1.  That section provides, in relevant part:(a) At least thirty (30) days prior to any scheduled sale the bureau shall give notice thereof, not less than once in two (2) newspapers of general circulation in the county, if so many are published therein, and once in the legal journal, if any, designated by the court for the publication of legal notices. Such notice shall set forth (1) the purposes of such sale, (2) the time of such sale, (3) the place of such sale, (4) the terms of the sale including the approximate upset price, (5) the descriptions of the properties to be sold as stated in the claims entered and the name of the owner.* * *(e) In addition to such publications, similar notice of the sale shall also be given by the bureau as follows:(1) At least thirty (30) days before the date of sale, by United States certified mail, restricted delivery, return receipt requested, postage prepaid, to each owner as defined in this act.* * *(3) Each property scheduled for sale shall be posted at least ten (10) days prior to sale.

2.  The Barylaks do not dispute that they had actual notice of the tax sale.

3.  Our scope of review in a tax sale case is limited to determining whether the trial court abused its discretion, rendered a decision without supporting evidence, or erred as a matter of law. In re York County Tax Claim Bureau, 3 A.3d 765, 767 n.3 (Pa.Cmwlth.2010).
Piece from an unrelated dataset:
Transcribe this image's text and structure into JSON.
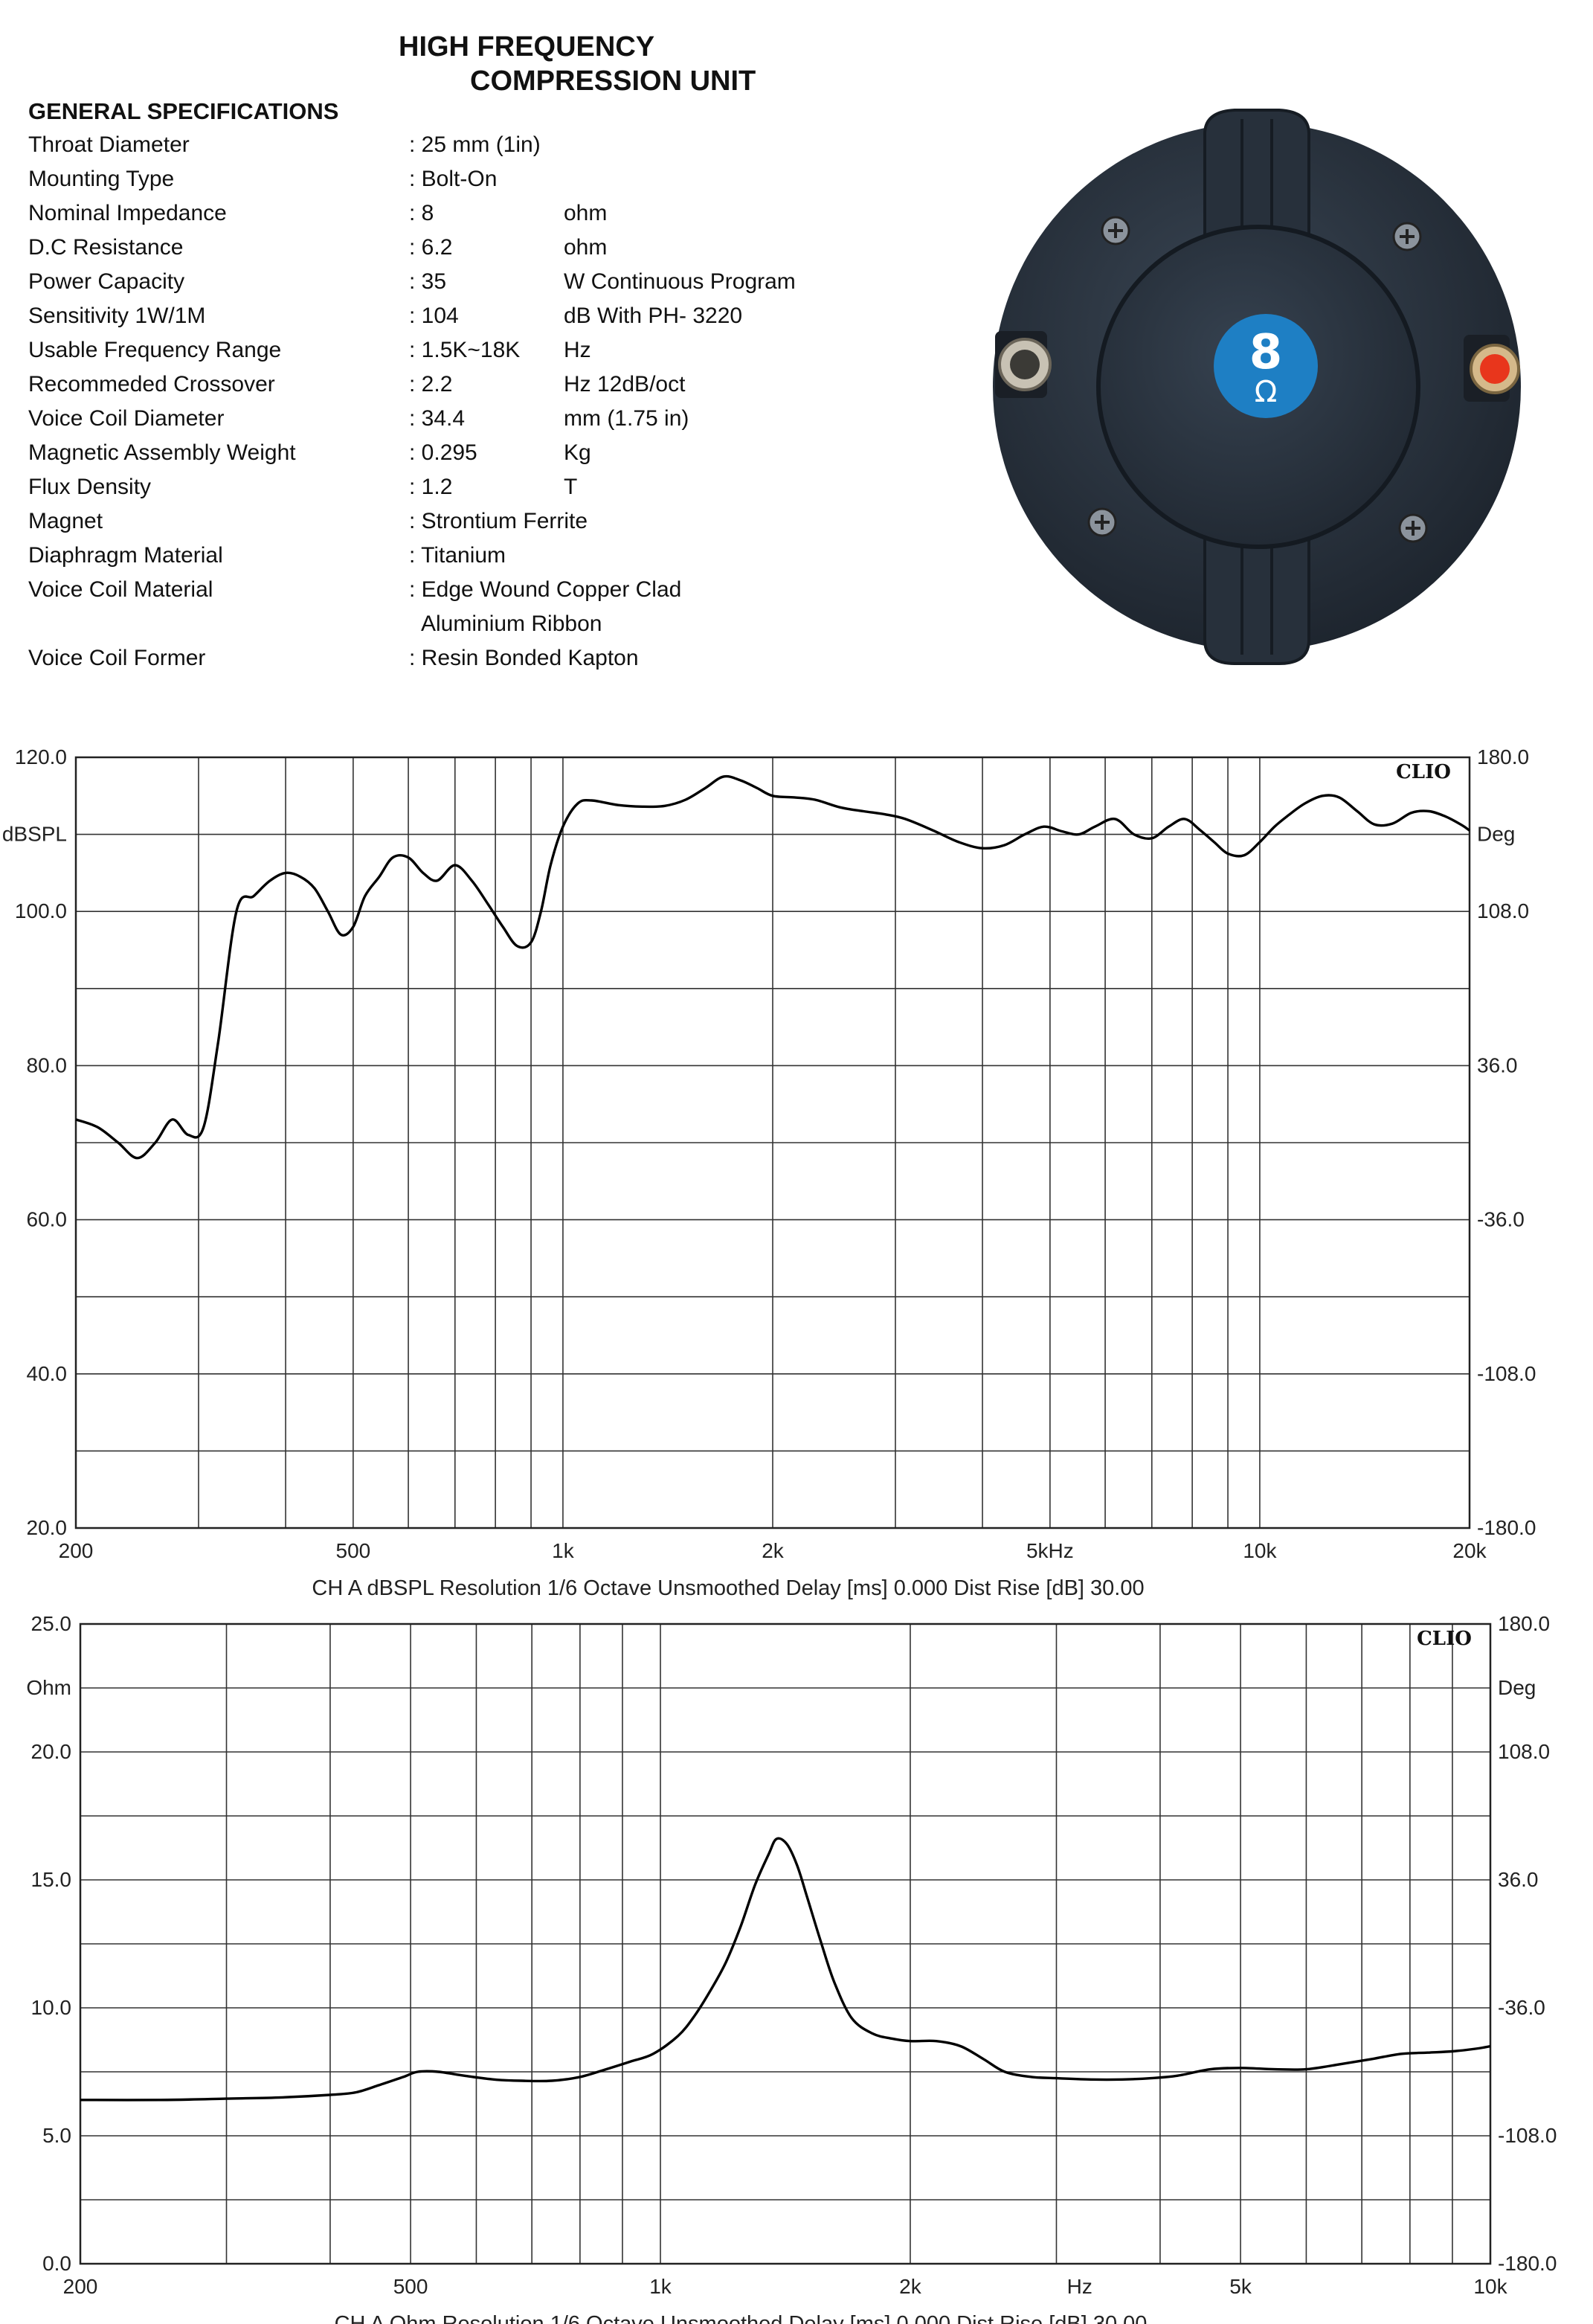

4.  That section, relating to the effect of official records generally, provides:(a) General rule.—A copy of a record of governmental action or inaction authenticated « ․ shall be admissible as evidence that the governmental action or inaction disclosed therein was in fact taken or omitted.

5.  Those cases indicate that an affidavit of posting creates a “presumption” that notice was properly posted. However, such an affidavit does not create a “presumption,” which indicates burden shifting, but, rather, is substantive evidence.

6.  With respect to the Barylaks' argument that the affidavit of posting, alone, was not sufficient to establish compliance with the Law's posting requirements, this Court specifically rejected that argument in Thomas, 553 A.2d at 1046 (holding that the Bureau was not required to provide physical evidence of the posting, only affidavit of the posting itself).